Sorry but I have to question the gap scenario intra-day please... Gecko, your example regarding going 'over' over my stop and cutting out the 92 level completely and then trading lower - what would essentially happen then if it blew past this stop? the stop just does not become effective? and if market kept moving lower and lower... eg/ all way down 15 points or so.. I am now down 15 points?!? So If I was up and away from the pc and left my trade running and this happened, I would seriously be down all these points purely because price went over my stop at 92? wow that is scary..
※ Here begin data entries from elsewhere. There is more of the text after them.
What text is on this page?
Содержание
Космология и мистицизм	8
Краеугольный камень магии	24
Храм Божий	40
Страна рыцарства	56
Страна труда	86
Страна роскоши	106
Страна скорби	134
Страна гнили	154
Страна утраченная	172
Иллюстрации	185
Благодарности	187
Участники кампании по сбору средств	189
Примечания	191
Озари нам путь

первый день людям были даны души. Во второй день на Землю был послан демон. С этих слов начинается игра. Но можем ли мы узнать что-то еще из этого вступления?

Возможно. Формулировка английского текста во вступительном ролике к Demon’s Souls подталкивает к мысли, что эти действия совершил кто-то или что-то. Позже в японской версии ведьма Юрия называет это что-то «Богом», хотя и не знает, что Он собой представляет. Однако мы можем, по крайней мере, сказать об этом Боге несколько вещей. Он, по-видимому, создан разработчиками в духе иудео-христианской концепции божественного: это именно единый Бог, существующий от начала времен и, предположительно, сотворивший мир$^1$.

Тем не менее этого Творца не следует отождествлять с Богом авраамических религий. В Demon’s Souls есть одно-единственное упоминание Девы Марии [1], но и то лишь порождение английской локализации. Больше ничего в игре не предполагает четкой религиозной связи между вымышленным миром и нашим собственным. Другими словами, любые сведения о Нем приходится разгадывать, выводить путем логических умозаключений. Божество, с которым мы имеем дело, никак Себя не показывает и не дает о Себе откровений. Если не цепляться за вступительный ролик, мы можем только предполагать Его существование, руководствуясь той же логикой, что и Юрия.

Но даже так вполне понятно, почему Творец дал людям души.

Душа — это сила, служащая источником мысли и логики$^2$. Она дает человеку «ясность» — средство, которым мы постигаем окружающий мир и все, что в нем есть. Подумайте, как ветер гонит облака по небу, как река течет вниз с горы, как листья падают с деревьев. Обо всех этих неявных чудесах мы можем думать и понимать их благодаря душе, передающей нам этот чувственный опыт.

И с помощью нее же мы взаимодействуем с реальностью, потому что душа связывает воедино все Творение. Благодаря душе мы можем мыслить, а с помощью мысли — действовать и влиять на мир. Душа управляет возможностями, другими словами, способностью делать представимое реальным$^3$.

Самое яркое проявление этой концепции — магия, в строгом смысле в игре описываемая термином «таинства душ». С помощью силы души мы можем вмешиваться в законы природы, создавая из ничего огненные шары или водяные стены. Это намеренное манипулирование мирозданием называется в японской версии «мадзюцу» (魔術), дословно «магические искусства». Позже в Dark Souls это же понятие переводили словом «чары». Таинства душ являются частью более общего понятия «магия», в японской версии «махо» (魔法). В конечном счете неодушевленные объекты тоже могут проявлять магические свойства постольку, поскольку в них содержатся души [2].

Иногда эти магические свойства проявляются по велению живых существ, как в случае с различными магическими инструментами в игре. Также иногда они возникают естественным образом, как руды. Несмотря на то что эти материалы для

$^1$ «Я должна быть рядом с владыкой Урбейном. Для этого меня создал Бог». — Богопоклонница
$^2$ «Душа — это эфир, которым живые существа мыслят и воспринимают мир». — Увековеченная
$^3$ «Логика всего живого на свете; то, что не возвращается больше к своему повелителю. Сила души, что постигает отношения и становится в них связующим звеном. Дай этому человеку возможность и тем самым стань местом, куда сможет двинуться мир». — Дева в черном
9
One last thing, if the above happened as an example, and the trade was left running and I was away from my desk, would my broker not just STOP me out at some point as the market continues lower? and thus my account can no longer sustain the amount lost? let's say I had enough to last say 30 points only in my account, and the market gapped below my stop as explained and kept going lower to -30 points, surely my broker would 'cut' it off there no? Knowing I can no longer sustain any more loss?

Thanks for the help, just really want to be sure that one day when I do go for it I am certain I will not lose more than I began with.. really is my scariest though at the moment!
 
Your stop order will be one of two types: Limit or Market

If your stop is, say, STOP LMT 92, your broker will enter an offer at 92 on your behalf, and won't move it. If the best offer is 91, 90 or 40, you won't get filled and are sill long.

If your stop is, say, STOP MKT 92, then when 92 or below trades, your broker will execute a market order to get you out of your position, who knows what price you will get.

NB: If in scenario 1, the losses on your position exceed the margin requirement your broker should ask for money / close you out anyway, but have to say I don't know if they will do this intraday.